Matéria escrita pela Fair Price em outubro / 2020
É comum que um processo judicial envolva diferentes temas no decorrer da discussão e, a depender da complexidade, uns são resolvidos mais rápidos que outros. Para conferir maior celeridade na resolução dos casos com temas múltiplos, o juiz pode optar pelo fracionamento da execução. Assim, os temas que já têm sentença definitiva dentro do processo podem gerar o ofício requisitório de pagamento – o precatório ou RPV/OPV –, a depender do valor. Na linguagem jurídica é o que se chama de expedição de precatório da parcela ou parte incontroversa, ou seja, a fatia do processo que foi transitada em julgado.
Ocorre que a Fazenda Pública vem há algum tempo se manifestando contra o fracionamento da execução. Para tanto, sustenta o argumento no art. 100, §8º da Constituição Federal:
“§8º – É vedada a expedição de precatórios complementares ou suplementares de valor pago, bem como o fracionamento, repartição ou quebra do valor da execução para fins de enquadramento de parcela do total ao que dispõe o § 3º deste artigo”.
A discussão tomou proporções em grande escala, e o Supremo Tribunal Federal (STF) reconheceu a pauta como sendo de repercussão geral. O assunto foi abordado no Tema 28, e teve como relator o ministro Marco Aurélio.
A repercussão geral foi reconhecida no Recurso Extraordinário (RE) 1205530 interposto pelo Departamento de Estradas e Rodagens de São Paulo (DER-SP), em face de acórdão proferido pelo Tribunal de Justiça Estadual de São Paulo (TJE-SP), que ratificou a sentença e autorizou o prosseguimento da execução em relação à parte incontroversa. A autarquia estadual sustentou que a Constituição Federal proíbe a expedição de requisitório para quitação de quantia incontroversa sem trânsito em julgado de toda a decisão. Segundo o DER, a execução da parcela incontroversa caracterizaria o fracionamento de precatório e violaria à ordem cronológica de pagamento.
Nesse sentido, o relator fez entender em seu voto que o fracionamento da execução quanto às partes controversa e incontroversa não viola o art. 100 e seus respectivos parágrafos da Constituição Federal.

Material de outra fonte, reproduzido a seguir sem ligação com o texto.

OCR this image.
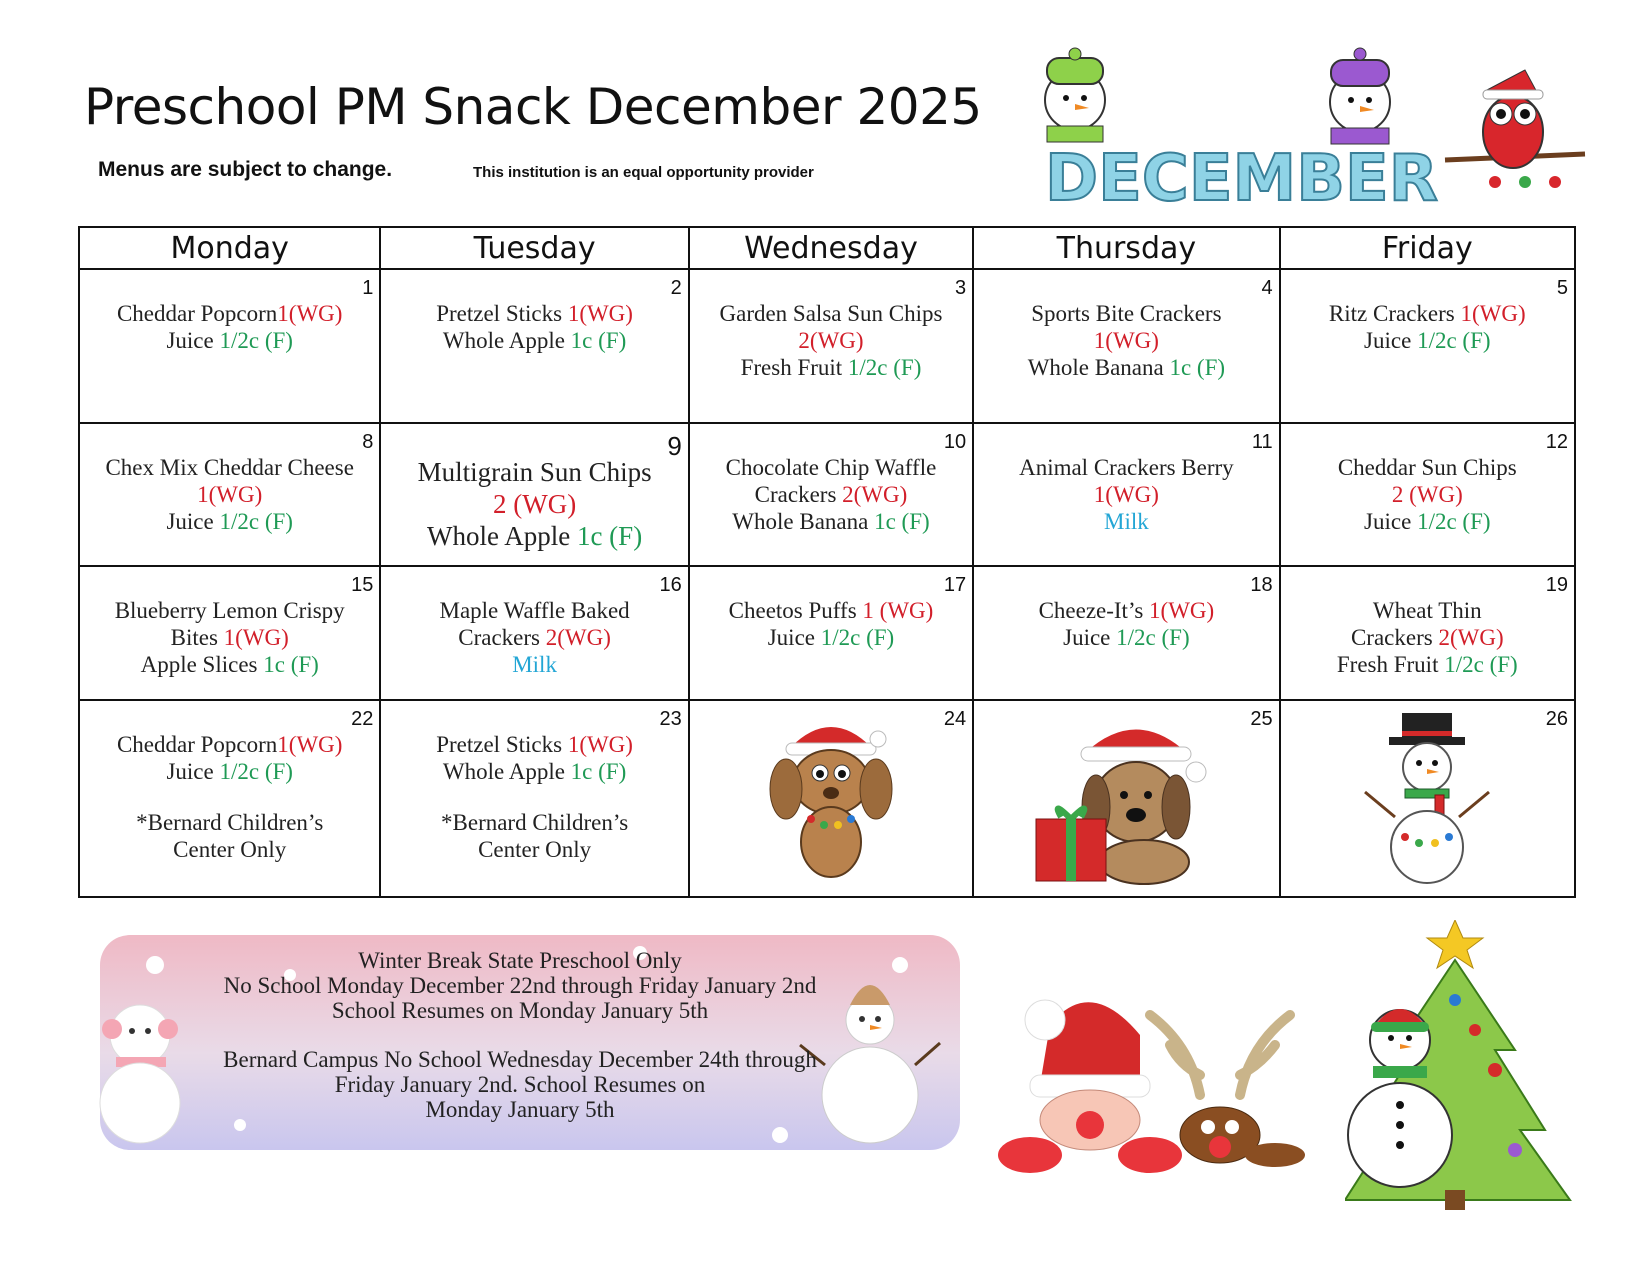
Preschool PM Snack December 2025
Menus are subject to change.	This institution is an equal opportunity provider	DECEMBER
Monday	Tuesday	Wednesday	Thursday	Friday

1
Cheddar Popcorn1(WG)
Juice 1/2c (F)	2
Pretzel Sticks 1(WG)
Whole Apple 1c (F)	3
Garden Salsa Sun Chips
2(WG)
Fresh Fruit 1/2c (F)	4
Sports Bite Crackers
1(WG)
Whole Banana 1c (F)	5
Ritz Crackers 1(WG)
Juice 1/2c (F)

8
Chex Mix Cheddar Cheese
1(WG)
Juice 1/2c (F)	9
Multigrain Sun Chips
2 (WG)
Whole Apple 1c (F)	10
Chocolate Chip Waffle
Crackers 2(WG)
Whole Banana 1c (F)	11
Animal Crackers Berry
1(WG)
Milk	12
Cheddar Sun Chips
2 (WG)
Juice 1/2c (F)

15
Blueberry Lemon Crispy
Bites 1(WG)
Apple Slices 1c (F)	16
Maple Waffle Baked
Crackers 2(WG)
Milk	17
Cheetos Puffs 1 (WG)
Juice 1/2c (F)	18
Cheeze-It’s 1(WG)
Juice 1/2c (F)	19
Wheat Thin
Crackers 2(WG)
Fresh Fruit 1/2c (F)

22
Cheddar Popcorn1(WG)
Juice 1/2c (F)
*Bernard Children’s
Center Only	23
Pretzel Sticks 1(WG)
Whole Apple 1c (F)
*Bernard Children’s
Center Only	24	25	26
Winter Break State Preschool Only
No School Monday December 22nd through Friday January 2nd
School Resumes on Monday January 5th
Bernard Campus No School Wednesday December 24th through
Friday January 2nd. School Resumes on
Monday January 5th
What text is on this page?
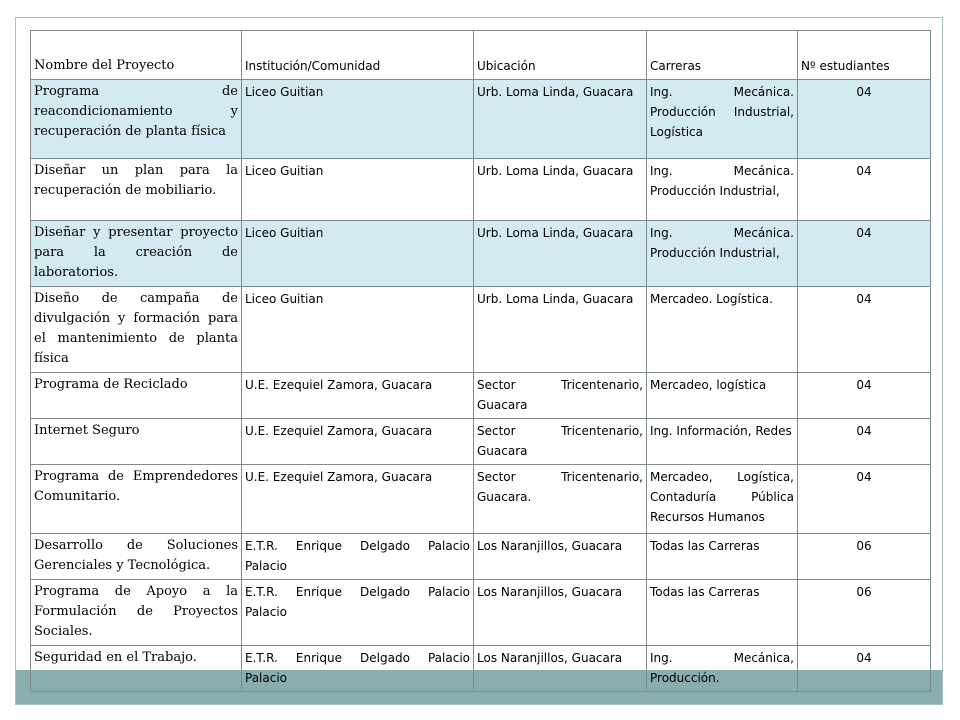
Nombre del Proyecto	Institución/Comunidad	Ubicación	Carreras	Nº estudiantes
Programa de reacondicionamiento y recuperación de planta física	Liceo Guitian	Urb. Loma Linda, Guacara	Ing. Mecánica. Producción Industrial, Logística	04
Diseñar un plan para la recuperación de mobiliario.	Liceo Guitian	Urb. Loma Linda, Guacara	Ing. Mecánica. Producción Industrial,	04
Diseñar y presentar proyecto para la creación de laboratorios.	Liceo Guitian	Urb. Loma Linda, Guacara	Ing. Mecánica. Producción Industrial,	04
Diseño de campaña de divulgación y formación para el mantenimiento de planta física	Liceo Guitian	Urb. Loma Linda, Guacara	Mercadeo. Logística.	04
Programa de Reciclado	U.E. Ezequiel Zamora, Guacara	Sector Tricentenario, Guacara	Mercadeo, logística	04
Internet Seguro	U.E. Ezequiel Zamora, Guacara	Sector Tricentenario, Guacara	Ing. Información, Redes	04
Programa de Emprendedores Comunitario.	U.E. Ezequiel Zamora, Guacara	Sector Tricentenario, Guacara.	Mercadeo, Logística, Contaduría Pública Recursos Humanos	04
Desarrollo de Soluciones Gerenciales y Tecnológica.	E.T.R. Enrique Delgado Palacio Palacio	Los Naranjillos, Guacara	Todas las Carreras	06
Programa de Apoyo a la Formulación de Proyectos Sociales.	E.T.R. Enrique Delgado Palacio Palacio	Los Naranjillos, Guacara	Todas las Carreras	06
Seguridad en el Trabajo.	E.T.R. Enrique Delgado Palacio Palacio	Los Naranjillos, Guacara	Ing. Mecánica, Producción.	04
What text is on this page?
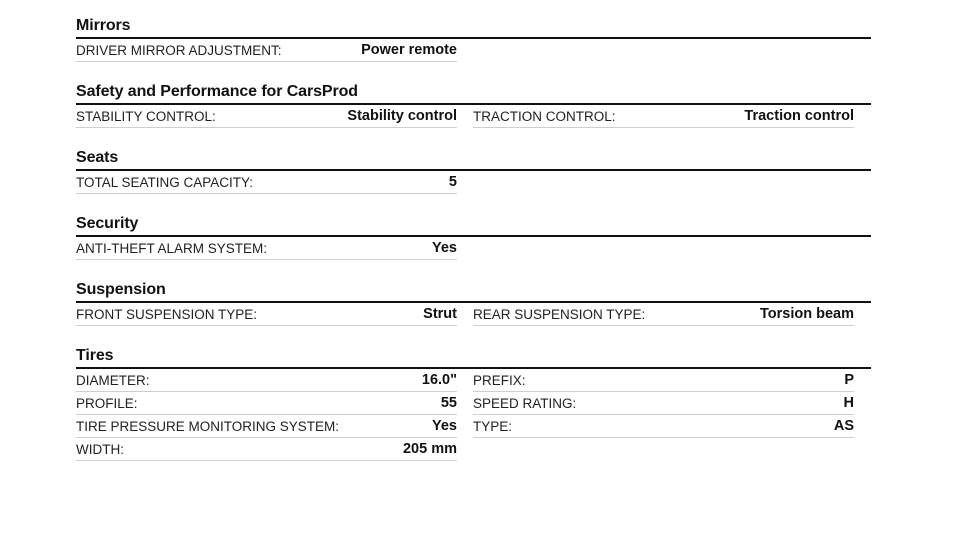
Mirrors
DRIVER MIRROR ADJUSTMENT:	Power remote
Safety and Performance for CarsProd
STABILITY CONTROL:	Stability control TRACTION CONTROL:	Traction control
Seats
TOTAL SEATING CAPACITY:	5
Security
ANTI-THEFT ALARM SYSTEM:	Yes
Suspension
FRONT SUSPENSION TYPE:	Strut REAR SUSPENSION TYPE:	Torsion beam
Tires
DIAMETER:	16.0" PREFIX:	P
PROFILE:	55 SPEED RATING:	H
TIRE PRESSURE MONITORING SYSTEM:	Yes TYPE:	AS
WIDTH:	205 mm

O tema já havia sido tratado por ambas as turmas do STF.
O ministro destacou ainda que o tema está pacificado na esfera federal, conforme enunciado n. 31 da Advocacia-Geral da União que traz a seguinte redação: “É cabível a expedição de precatório referente a parcela incontroversa, em sede de execução ajuizada em face da Fazenda Pública”.
Vale mencionar que, no voto, o relator argumenta que “é desarrazoado impedir a busca da satisfação imediata da parte do título judicial não mais passível de ser alterada, colocando-se na mesma vala daquela que continua sob o exame do Judiciário”.
Por fim, foi dado parcial provimento ao Recurso Extraordinário onde permitiu-se o fracionamento da execução por meio da liberação de valores incontroversos, firmando-se a seguinte tese:
“Surge constitucional expedição de precatório ou requisição de pequeno valor para pagamento da parte incontroversa e autônoma do pronunciamento judicial transitada em julgado observada a importância total executada para efeitos de dimensionamento como obrigação de pequeno valor”.
A decisão transitou em julgado em 19 de agosto deste ano, e está sendo bem recebida pelos órgãos do Judiciário e pela comunidade jurídica como um todo. O entendimento fixado auxilia na liberação de processos que permaneceram sobrestados, facilita o recebimento dos valores devidos, e pode fomentar o mercado de compra de direitos creditórios, que tem agora como possibilidade a compra os valores incontroversos antes da expedição dos precatórios.